The two raw materials to buy into now

Raw materials have been on a roll, with the widely watched CRB commodities index hitting a 14-month high as oil has continued its record-breaking run. Meanwhile, precious metals, notably gold and platinum, have jumped amid tight fundamentals and a weak dollar. 

And there should be plenty of gains ahead for commodities, as veteran investor Jim Rogers, who correctly predicted the raw materials boom at the turn of the century, has pointed out. This bull market “will end sometime between 2014 and 2022”. Demand is booming as the developing world industrialises and supplies are struggling to keep up as investment in new capacity was neglected in the long bear market. 

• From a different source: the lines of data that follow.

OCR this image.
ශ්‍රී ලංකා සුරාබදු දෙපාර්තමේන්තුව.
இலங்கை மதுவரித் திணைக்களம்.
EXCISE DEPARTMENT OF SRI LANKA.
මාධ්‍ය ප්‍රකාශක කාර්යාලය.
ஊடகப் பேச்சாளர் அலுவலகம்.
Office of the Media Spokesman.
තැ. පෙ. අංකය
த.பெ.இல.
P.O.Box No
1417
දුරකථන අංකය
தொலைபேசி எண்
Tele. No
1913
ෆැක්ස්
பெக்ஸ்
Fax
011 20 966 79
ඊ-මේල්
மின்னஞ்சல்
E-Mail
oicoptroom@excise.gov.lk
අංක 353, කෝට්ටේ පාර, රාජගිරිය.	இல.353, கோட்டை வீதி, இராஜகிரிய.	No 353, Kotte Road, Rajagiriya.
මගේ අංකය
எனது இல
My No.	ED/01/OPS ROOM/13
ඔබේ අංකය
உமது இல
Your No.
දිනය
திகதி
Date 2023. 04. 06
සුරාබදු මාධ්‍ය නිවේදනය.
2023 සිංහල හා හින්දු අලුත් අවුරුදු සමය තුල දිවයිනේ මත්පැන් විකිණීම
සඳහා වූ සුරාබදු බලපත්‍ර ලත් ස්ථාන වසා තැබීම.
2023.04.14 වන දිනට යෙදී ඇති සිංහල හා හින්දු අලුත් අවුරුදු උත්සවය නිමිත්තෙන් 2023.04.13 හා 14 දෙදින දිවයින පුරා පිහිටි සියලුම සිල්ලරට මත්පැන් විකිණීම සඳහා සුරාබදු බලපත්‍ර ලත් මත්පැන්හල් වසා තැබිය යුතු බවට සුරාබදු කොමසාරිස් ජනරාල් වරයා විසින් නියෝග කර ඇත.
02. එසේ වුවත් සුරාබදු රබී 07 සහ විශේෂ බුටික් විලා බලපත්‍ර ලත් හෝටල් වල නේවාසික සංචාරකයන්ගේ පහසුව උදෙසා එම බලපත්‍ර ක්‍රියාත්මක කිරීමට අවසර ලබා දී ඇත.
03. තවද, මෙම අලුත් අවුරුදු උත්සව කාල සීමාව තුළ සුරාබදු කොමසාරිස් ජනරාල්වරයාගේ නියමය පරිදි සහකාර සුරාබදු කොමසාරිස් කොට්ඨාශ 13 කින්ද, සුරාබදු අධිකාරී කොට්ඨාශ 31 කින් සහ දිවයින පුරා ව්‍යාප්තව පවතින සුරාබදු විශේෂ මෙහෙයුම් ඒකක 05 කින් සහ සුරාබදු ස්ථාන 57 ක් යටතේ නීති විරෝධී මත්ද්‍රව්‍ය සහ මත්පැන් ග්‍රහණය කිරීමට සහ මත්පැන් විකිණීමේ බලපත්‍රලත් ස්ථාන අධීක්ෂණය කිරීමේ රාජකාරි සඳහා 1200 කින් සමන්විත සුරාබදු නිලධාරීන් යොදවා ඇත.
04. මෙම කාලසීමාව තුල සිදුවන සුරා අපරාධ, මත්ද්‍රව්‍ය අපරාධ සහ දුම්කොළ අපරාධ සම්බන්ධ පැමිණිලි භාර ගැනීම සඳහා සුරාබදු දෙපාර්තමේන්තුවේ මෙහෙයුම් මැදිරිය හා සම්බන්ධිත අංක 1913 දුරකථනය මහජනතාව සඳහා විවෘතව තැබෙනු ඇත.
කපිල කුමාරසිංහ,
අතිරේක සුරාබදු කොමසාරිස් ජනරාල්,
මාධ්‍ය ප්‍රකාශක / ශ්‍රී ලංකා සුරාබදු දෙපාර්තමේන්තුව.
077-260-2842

US oil futures have bubbled up to a new record above $93 a barrel as a new round of US sanctions against Iran have inflamed geopolitical tensions and exacerbated worries over supply in the tight market. US and European inventories have slumped and the squeeze is set to worsen in the fourth quarter, according to Kevin Norrish of Barclays Capital; Opec’s impending production increase will not be enough to rebalance the market. “The door to higher highs remains open.”

It’s a similar story for platinum. Producers have been struggling to meet the demand from the car industry – up by more than 240% since 2000 – as tighter emissions standards have increased platinum usage in autocatalysts, while industrial and electronic demand have also increased. Continual disruptions to production such as last week’s mine shaft closures in South Africa following fatal accidents are likely to produce a supply deficit this year instead of the modest surplus originally predicted. Throw in low above-ground stocks, and prices look set for further gains. “We are very bullish on platinum,” says Jon Bergtheil of JP Morgan; price dips are buying opportunities.

Meanwhile, Rogers is especially keen on agricultural commodities as unlike other raw materials they remain far below their all-time highs. Cotton, for instance, is still around 50% below its record peak. But this laggard among softs appears due for a rise. 

As Lex points out in the FT, there is now talk of prices hitting $1 a pound, a substantial jump from the current level of $0.64. As more land in the US, the world’s biggest cotton exporter, is turned over to corn, less cotton is being planted, with acreage in the 2006/07 season down 29% on the previous year, and a further decline expected in 2007-08 as farmers are tempted to switch to wheat or soybeans by sharply rising prices.

Incomes in the developing world are on the rise, fuelling demand for clothing. China’s per-capita consumption jumped by a quarter to 6.4 pounds between 2000 and 2005, but there’s still some way to go, as Americans got through 38 pounds last year. The average Indian and Chinese person respectively owns two and four pairs of jeans; the average American nine, as Shruti Date Singh points out on Bloomberg.com. Consumption “is still breaking records year after year”, says Armelle Gruère of the International Cotton Advisory Committee (ICAC). This year will see world demand exceed supply by 1.6 million tonnes, the biggest shortfall in five years, says the ICAC. And as Lex points out, global inventories are shrinking. Investors can gain exposure to platinum and cotton through ETFs in London: ETF Physical Platinum (PHPT) and ETFS Cotton (COTN).